Riding by, I stopped to have coffee with Portia, that wise and kindly lady who lives on the big cattle ranch a few miles beyond the gravel pit. I asked her, ``What do you know about graves and a weeping ghost at the gravel pit?``
``Strange that you should ask me,`` she replied. ``I don`t know about any ghosts, but I am almost the only person now living who knows about those graves. They were there, surrounded by a rickety picket fence when we came here years ago. I did worry about them when the site was selected for a gravel pit. I asked Oscar, my pioneer neighbor, what he knew of them.``
Oscar told her that one grave was that of a 12-year-old boy who died suddenly of pneumonia as the family camped beside a swollen stream. They were returning to Camp Crook from Minnesela with supplies, before Belle Fourche was founded. The roads were almost impassable. The miles were long. The family sadly buried him by the roadside. ``Oscar knew the name,`` said Portia, ``so I wrote to surviving relatives. They came and had the decaying rough box reburied in a family lot.``
Oscar doubted if he knew the true name of the infant buried in the other grave.
Sometime in the early eighties, he had given the shelter of his bunkhouse to a young couple who rode in on horseback, dusty and tired. The frail wife carried in her shawl a puny baby. The man said, ``I wanted to get Rita to her folks, but we had bad luck. If we can stay awhile, I`ll be glad to work.``
Oscar gave them grub and had the man help with haying. After two weeks, the girls big dark eyes were not so frightened and the baby slept instead of crying.
The man was tight-lipped and kept out of sight if anyone came by.
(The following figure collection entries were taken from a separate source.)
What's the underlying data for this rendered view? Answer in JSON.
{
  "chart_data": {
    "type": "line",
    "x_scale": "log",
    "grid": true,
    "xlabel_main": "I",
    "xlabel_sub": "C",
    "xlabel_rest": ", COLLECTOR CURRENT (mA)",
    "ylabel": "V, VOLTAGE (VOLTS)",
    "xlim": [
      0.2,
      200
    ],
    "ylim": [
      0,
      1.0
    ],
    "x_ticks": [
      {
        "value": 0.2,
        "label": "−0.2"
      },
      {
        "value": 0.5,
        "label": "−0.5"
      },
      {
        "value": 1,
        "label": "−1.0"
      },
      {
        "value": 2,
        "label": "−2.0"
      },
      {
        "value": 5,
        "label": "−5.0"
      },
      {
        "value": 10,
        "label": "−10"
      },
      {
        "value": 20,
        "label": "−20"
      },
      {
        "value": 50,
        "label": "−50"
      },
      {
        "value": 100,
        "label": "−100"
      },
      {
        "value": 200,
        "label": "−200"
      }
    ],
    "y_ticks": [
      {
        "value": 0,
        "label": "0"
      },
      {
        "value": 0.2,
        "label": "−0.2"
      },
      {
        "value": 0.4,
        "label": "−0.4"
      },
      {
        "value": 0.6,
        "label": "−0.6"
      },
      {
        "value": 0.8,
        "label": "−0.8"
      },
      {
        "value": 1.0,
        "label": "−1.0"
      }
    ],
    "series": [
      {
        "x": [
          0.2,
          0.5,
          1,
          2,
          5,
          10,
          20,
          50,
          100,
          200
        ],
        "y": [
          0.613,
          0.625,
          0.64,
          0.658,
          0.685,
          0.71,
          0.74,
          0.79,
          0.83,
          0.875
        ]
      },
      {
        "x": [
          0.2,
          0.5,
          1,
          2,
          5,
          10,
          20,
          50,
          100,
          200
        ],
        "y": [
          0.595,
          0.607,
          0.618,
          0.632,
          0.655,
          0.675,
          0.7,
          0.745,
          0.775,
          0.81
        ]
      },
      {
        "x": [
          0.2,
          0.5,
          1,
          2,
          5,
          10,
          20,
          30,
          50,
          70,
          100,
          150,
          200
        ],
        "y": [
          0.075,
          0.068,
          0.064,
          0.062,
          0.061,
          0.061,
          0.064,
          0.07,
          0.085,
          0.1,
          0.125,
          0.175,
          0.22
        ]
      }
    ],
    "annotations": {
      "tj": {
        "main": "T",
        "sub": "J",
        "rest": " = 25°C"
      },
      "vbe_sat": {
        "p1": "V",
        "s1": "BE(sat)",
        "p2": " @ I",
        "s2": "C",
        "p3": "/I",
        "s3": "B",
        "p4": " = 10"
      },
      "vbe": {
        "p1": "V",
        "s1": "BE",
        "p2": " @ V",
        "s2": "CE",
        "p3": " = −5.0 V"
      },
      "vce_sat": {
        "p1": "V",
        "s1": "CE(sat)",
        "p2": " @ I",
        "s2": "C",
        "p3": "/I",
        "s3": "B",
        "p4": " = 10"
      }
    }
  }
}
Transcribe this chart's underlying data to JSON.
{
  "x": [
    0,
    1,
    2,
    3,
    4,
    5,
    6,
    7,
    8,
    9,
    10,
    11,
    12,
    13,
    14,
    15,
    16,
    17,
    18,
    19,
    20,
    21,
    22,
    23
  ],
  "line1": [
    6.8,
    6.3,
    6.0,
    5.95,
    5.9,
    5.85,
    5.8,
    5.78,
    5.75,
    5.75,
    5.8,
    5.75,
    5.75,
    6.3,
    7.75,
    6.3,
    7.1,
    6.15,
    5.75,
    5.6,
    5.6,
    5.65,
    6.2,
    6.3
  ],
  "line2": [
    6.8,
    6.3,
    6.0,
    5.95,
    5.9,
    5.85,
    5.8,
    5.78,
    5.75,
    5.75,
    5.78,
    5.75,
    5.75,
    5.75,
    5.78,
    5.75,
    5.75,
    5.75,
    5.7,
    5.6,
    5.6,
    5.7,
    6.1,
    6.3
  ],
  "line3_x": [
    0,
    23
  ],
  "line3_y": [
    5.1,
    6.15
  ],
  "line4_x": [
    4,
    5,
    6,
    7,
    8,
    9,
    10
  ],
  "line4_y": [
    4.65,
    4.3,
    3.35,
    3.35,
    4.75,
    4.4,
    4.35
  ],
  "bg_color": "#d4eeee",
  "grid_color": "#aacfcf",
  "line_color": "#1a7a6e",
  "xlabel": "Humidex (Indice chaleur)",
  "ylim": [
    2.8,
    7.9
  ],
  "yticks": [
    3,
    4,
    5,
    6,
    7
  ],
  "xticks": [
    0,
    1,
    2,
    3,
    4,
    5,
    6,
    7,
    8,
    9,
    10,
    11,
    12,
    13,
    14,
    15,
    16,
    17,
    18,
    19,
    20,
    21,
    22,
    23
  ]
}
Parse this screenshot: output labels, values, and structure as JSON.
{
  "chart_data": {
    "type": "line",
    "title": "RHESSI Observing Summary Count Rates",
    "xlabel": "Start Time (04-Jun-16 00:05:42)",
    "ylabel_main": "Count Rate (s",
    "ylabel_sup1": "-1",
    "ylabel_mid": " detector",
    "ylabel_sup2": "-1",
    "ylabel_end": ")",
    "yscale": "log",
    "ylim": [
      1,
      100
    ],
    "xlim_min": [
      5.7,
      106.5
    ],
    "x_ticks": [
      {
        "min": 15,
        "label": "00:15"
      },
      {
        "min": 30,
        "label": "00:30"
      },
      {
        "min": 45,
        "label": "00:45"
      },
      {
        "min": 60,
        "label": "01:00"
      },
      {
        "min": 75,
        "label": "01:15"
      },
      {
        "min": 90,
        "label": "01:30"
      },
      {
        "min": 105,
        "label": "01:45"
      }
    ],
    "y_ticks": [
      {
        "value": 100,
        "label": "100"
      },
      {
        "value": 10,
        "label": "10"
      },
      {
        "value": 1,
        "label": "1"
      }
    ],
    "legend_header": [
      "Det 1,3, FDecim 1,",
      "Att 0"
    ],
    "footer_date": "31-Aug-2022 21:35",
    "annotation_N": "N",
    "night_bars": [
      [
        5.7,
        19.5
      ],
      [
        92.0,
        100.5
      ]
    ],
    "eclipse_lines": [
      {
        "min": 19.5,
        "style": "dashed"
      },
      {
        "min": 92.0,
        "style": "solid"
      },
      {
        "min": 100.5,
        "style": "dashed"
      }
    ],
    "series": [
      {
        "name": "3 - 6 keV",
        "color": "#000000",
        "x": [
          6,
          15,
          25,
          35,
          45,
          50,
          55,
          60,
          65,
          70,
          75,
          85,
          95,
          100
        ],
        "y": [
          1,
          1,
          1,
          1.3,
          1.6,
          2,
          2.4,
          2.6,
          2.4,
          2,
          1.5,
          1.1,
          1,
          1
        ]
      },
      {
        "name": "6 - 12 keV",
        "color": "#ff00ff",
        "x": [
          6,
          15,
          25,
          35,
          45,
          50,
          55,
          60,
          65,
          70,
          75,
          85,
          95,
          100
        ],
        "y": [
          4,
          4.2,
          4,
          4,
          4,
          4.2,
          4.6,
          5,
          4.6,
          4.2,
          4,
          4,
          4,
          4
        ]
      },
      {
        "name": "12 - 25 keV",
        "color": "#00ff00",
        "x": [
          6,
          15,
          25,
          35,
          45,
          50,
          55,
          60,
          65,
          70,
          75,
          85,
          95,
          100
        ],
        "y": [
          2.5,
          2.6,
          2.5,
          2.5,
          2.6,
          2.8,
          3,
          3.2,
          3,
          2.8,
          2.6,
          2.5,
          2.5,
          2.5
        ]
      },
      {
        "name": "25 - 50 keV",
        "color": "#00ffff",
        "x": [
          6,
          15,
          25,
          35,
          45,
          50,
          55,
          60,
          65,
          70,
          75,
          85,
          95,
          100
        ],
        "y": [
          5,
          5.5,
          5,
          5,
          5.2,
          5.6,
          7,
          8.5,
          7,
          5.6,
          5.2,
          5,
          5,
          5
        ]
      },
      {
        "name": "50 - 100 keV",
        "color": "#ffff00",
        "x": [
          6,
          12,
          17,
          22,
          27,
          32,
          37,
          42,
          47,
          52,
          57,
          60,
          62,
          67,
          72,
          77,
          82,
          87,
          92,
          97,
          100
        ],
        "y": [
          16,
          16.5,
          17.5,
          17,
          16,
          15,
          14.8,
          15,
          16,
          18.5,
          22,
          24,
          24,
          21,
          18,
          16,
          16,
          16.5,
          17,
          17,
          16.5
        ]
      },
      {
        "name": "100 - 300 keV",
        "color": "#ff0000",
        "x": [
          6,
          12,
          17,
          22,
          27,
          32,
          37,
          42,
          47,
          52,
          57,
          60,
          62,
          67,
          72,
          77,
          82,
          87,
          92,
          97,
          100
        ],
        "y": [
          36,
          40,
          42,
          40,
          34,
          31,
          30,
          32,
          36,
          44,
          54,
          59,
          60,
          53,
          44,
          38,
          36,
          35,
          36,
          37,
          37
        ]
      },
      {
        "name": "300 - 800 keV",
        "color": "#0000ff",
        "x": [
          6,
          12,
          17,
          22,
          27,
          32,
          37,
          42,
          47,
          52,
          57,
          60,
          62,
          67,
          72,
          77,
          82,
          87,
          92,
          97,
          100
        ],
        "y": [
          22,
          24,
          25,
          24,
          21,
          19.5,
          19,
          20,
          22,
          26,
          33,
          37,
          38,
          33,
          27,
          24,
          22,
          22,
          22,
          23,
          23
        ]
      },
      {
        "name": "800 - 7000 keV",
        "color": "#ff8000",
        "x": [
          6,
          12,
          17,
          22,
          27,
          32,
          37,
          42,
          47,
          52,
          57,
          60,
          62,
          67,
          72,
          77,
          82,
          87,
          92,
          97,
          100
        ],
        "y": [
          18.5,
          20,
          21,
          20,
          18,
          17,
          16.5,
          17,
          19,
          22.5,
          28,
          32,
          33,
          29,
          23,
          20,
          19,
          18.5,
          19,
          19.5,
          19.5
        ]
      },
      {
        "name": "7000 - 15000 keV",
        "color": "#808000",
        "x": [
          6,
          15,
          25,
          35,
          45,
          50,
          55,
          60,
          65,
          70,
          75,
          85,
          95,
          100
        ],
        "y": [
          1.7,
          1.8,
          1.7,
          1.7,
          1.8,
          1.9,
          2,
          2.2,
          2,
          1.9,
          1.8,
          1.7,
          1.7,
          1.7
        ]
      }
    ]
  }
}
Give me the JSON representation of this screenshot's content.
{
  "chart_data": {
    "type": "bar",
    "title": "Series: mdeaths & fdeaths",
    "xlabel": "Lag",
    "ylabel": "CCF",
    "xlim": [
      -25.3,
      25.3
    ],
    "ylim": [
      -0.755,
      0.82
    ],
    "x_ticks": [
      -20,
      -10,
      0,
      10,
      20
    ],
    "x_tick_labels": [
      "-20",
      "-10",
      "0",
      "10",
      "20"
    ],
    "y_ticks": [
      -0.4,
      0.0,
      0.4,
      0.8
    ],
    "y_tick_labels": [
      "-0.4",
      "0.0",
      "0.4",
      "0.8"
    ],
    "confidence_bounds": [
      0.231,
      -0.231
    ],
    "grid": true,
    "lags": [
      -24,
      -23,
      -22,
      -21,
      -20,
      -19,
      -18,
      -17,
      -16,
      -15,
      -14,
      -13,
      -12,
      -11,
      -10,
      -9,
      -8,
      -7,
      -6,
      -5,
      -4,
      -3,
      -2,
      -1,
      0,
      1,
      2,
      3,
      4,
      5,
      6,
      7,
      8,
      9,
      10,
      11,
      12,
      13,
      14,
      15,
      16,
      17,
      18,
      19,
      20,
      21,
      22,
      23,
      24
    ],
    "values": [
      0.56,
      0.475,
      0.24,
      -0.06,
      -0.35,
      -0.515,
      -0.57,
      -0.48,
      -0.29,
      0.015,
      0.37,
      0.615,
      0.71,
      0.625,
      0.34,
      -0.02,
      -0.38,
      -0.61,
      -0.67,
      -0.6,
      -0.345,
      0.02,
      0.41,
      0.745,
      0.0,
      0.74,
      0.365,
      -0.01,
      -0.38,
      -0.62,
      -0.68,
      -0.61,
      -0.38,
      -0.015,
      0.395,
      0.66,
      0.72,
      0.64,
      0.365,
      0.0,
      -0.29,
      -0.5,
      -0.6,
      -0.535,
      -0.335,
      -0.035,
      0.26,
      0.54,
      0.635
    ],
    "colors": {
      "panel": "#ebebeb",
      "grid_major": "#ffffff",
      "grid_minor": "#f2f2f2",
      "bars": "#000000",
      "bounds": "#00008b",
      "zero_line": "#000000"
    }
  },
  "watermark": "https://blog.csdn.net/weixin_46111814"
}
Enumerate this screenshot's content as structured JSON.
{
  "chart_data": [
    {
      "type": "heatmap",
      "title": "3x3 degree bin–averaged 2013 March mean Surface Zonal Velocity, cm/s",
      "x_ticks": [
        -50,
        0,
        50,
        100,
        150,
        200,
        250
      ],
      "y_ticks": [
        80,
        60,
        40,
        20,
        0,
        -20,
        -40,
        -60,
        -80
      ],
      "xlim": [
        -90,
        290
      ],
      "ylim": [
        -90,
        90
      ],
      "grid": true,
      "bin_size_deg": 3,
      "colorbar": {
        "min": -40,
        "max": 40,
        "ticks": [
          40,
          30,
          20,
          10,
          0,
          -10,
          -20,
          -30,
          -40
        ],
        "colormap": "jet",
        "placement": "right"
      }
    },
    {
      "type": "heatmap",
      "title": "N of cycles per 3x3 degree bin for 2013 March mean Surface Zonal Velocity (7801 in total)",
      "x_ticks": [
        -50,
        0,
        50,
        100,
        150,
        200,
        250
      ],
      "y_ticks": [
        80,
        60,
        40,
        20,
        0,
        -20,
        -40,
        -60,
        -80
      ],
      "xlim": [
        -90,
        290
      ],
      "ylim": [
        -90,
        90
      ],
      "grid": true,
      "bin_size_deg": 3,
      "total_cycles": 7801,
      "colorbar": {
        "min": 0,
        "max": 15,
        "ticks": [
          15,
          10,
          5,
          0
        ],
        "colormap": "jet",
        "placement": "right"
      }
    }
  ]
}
A dark night brought three grim men. ``We don`t want to bother you, Oscar, but we`ve come for your hired man. He is one of that Axelby gang of horse thieves.``
Oscar told them of the woman and child, but they were sworn to get the man. As they rode toward the shack, rifle fire blazed. They retreated, hating to shoot with the family there and sent Oscar with a demand for surrender. Finally a white cloth moved in the doorway. They approached cautiously and entered. The man was gone. Rita had covered his escape with the gun. Now, she crouched in a corner, clasping her crying baby. The men scattered, searching the draws. Oscar returned to bed. He arose as the sky lightened in the east. In the half light, he could see a figure on horseback, leading a second horse, just disappearing down the dry creek bed.
Going to the bunkhouse, he found the body of the infant, covered up in the bed. He said he could not know if Rita, hiding in fright, had smothered the child accidentally--or in desperation had taken the only way to help her husband.
Oscar`s wife was away. He looked through her things and found a wide white ribbon. He swathed the tiny body in that, put it in a little box. He and one member of the posse who had returned dug a grave beside that of the small boy. Later, he erected the fence.
He never heard more of the fleeing horse thief.
``Several years ago,`` said Portia, ``the head man of the gravel crew carefully moved the little bones to another hilltop. The box had moldered to dust, but there was still the ribbons around the little skull and skeleton. He put stakes around the grave and marked it as well as he could.``
Still, the cars rush by, and, if there is weeping, no one hears.